In Vietnam ist die Zahl der Geflügelpestfälle bei Menschen alarmierend angestiegen. Nun berät die Weltgesundheitsorganisation über Strategien, um Epidemien zu verhindern.

Der Ausbruch der Vogelgrippe in Asien hat nach Ansicht von Gesundheitsexperten ein kritisches Stadium erreicht. Es könne leicht zu einer Pandemie kommen, wenn sich der Erreger von Mensch zu Mensch verbreite, hieß es zum Auftakt einer UN-Konferenz zur Vogelgrippe am Montag in Malaysia. Notwendig seien Massenimpfungen von Geflügel, um das zurzeit noch unberechenbare Virus in Schach zu halten.

"Wir glauben, dass ein entscheidender Punkt erreicht ist", sagte Shigeru Omi, Direktor der Weltgesundheitsorganisation (WHO) für die Region des westlichen Pazifiks. "Entweder wir kehren den Trend um, oder die Dinge werden uns aus den Händen gleiten. Wir müssen Krieg gegen dieses Virus führen." Omi verwies auf 63 Fälle bei Menschen in Asien in diesem Jahr, im vergangenen Jahr seien es insgesamt nur 44 gewesen. Von den 64 Infizierten starben nach Omis Angaben 22, 2004 waren es noch 32. Vietnam beschrieb der Wissenschaftler als "chronisch infiziert", während Kambodscha und Indonesien ebenfalls erste Krankheitsfälle bei Menschen gemeldet hätten.
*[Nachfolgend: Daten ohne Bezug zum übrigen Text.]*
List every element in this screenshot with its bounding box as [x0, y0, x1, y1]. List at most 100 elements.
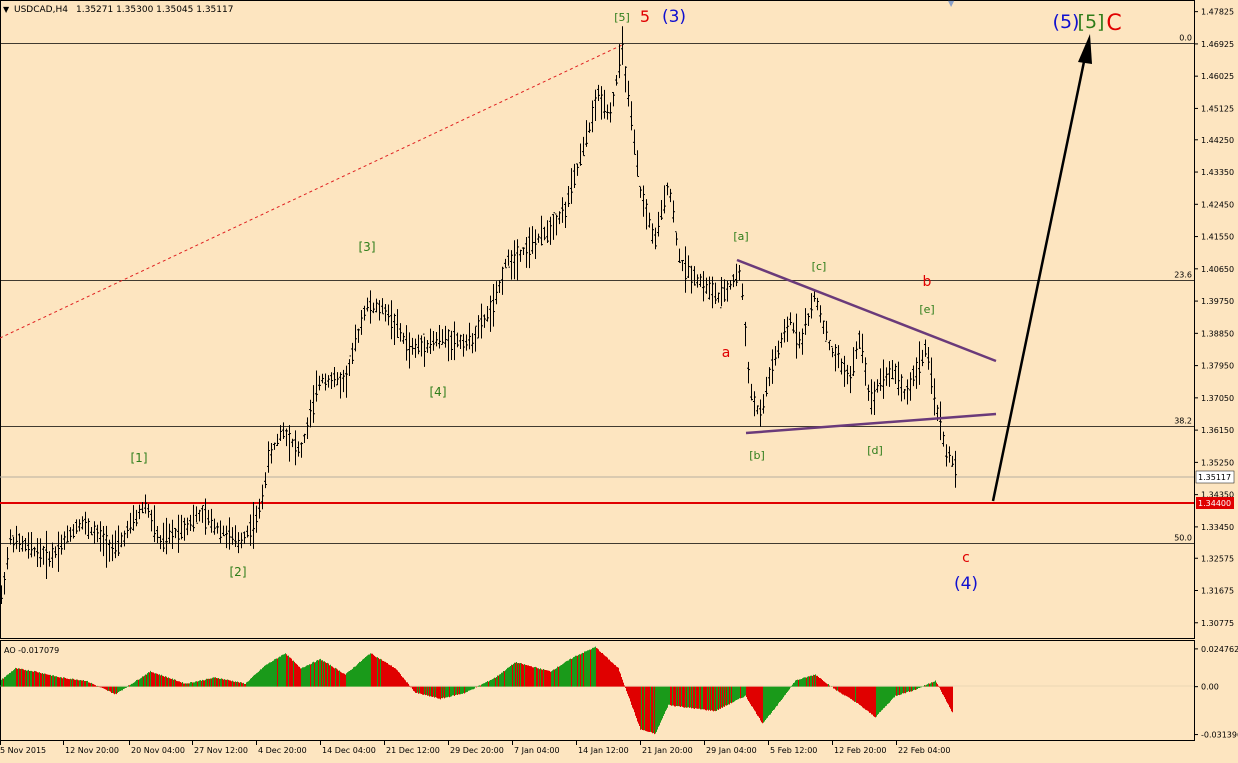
ohlc-bar: [717, 292, 720, 303]
wave-label: [5]: [1078, 11, 1105, 33]
ohlc-bar: [96, 524, 99, 543]
ohlc-bar: [321, 373, 324, 384]
ohlc-bar: [690, 265, 693, 294]
ohlc-bar: [786, 316, 789, 342]
ohlc-bar: [657, 211, 660, 237]
ohlc-bar: [915, 357, 918, 389]
ohlc-bar: [525, 237, 528, 268]
ohlc-bar: [75, 519, 78, 534]
ohlc-bar: [489, 295, 492, 332]
ohlc-bar: [144, 494, 147, 514]
ohlc-bar: [27, 532, 30, 559]
ohlc-bar: [513, 240, 516, 280]
wave-label: [3]: [359, 240, 376, 254]
ohlc-bar: [417, 334, 420, 355]
ohlc-bar: [3, 572, 6, 595]
ohlc-bar: [630, 101, 633, 131]
ohlc-bar: [711, 276, 714, 309]
ohlc-bar: [546, 220, 549, 244]
ohlc-bar: [114, 530, 117, 559]
ohlc-bar: [600, 86, 603, 120]
ohlc-bar: [168, 523, 171, 544]
ao-tick-label: 0.00: [1201, 683, 1219, 692]
current-price-tag: [1195, 470, 1235, 484]
ohlc-bar: [63, 531, 66, 550]
ohlc-bar: [225, 525, 228, 549]
ohlc-bar: [357, 328, 360, 343]
ohlc-bar: [864, 357, 867, 386]
ohlc-bar: [429, 328, 432, 354]
ohlc-bar: [264, 472, 267, 489]
ohlc-bar: [345, 365, 348, 398]
ohlc-bar: [483, 314, 486, 328]
ohlc-bar: [894, 363, 897, 384]
ohlc-bar: [870, 379, 873, 415]
ohlc-bar: [372, 302, 375, 314]
ohlc-bar: [639, 185, 642, 198]
ohlc-bar: [66, 525, 69, 543]
ohlc-bar: [666, 182, 669, 196]
time-tick-label: 29 Jan 04:00: [706, 746, 757, 755]
ohlc-bar: [876, 379, 879, 393]
ohlc-bar: [774, 345, 777, 366]
ohlc-bar: [360, 309, 363, 335]
price-tick-label: 1.36150: [1201, 426, 1234, 435]
triangle-lower-line[interactable]: [745, 412, 997, 435]
ohlc-bar: [246, 525, 249, 538]
ohlc-bar: [402, 332, 405, 344]
ohlc-bar: [681, 259, 684, 272]
ohlc-bar: [858, 330, 861, 349]
ohlc-bar: [531, 226, 534, 254]
ohlc-bar: [198, 509, 201, 522]
ohlc-bar: [318, 375, 321, 391]
projection-arrow[interactable]: [991, 51, 1088, 502]
ohlc-bar: [237, 532, 240, 554]
ohlc-bar: [183, 517, 186, 541]
ohlc-bar: [924, 339, 927, 357]
ohlc-bar: [171, 519, 174, 550]
ohlc-bar: [111, 534, 114, 562]
price-axis[interactable]: 1.47825 1.46925 1.46025 1.45125 1.44250 1.433…: [1194, 8, 1234, 628]
ohlc-bar: [243, 531, 246, 545]
triangle-upper-line[interactable]: [736, 258, 997, 363]
ohlc-bar: [696, 274, 699, 288]
ohlc-bar: [735, 263, 738, 287]
ohlc-bar: [213, 518, 216, 535]
wave-label: (4): [954, 574, 978, 594]
symbol-dropdown-icon[interactable]: ▼: [3, 5, 10, 14]
ohlc-bar: [333, 366, 336, 388]
ohlc-bar: [606, 104, 609, 120]
wave-label: (3): [662, 7, 686, 27]
price-tick-label: 1.46925: [1201, 40, 1234, 49]
wave-label: C: [1106, 11, 1121, 36]
ohlc-bar: [195, 506, 198, 524]
price-tick-label: 1.35250: [1201, 458, 1234, 467]
ohlc-bar: [99, 521, 102, 552]
ohlc-bar: [624, 66, 627, 93]
ohlc-bar: [420, 335, 423, 357]
ohlc-bar: [951, 455, 954, 467]
ohlc-bar: [897, 361, 900, 396]
ohlc-bar: [798, 331, 801, 349]
ohlc-bar: [792, 322, 795, 334]
ohlc-bar: [633, 129, 636, 155]
ohlc-bar: [279, 425, 282, 441]
ohlc-bar: [759, 399, 762, 427]
wave-label: [a]: [733, 230, 748, 243]
time-tick-label: 12 Nov 20:00: [65, 746, 119, 755]
ao-label: AO -0.017079: [4, 646, 59, 655]
dotted-trendline[interactable]: [0, 44, 623, 339]
ohlc-bar: [312, 385, 315, 423]
ohlc-bar: [234, 525, 237, 547]
ohlc-bar: [762, 394, 765, 414]
ohlc-bar: [906, 379, 909, 405]
ohlc-bar: [651, 223, 654, 244]
ohlc-bar: [879, 368, 882, 391]
ohlc-bar: [825, 320, 828, 342]
ohlc-bar: [810, 293, 813, 319]
ohlc-bar: [90, 527, 93, 536]
time-axis[interactable]: 5 Nov 2015 12 Nov 20:00 20 Nov 04:00 27 Nov…: [0, 741, 950, 755]
ohlc-bar: [687, 255, 690, 279]
ohlc-bar: [240, 532, 243, 549]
Joseph Domenech von der UN-Landwirtschaftsorganisation erklärte, die Region benötige in den kommenden zwei Jahren rund 83 Millionen Euro für den Kampf gegen die Vogelgrippe. Bisher sei jedoch nur ein Zehntel dieses Betrages aufgebracht worden. Besondere Sorgen bereite den Experten das gefährliche H5N1-Virus. Zurzeit kann es nur von Tieren übertragen werden, doch befürchten Wissenschaftler eine Mutation des Erregers, so dass sich künftig auch Menschen gegenseitig anstecken könnten.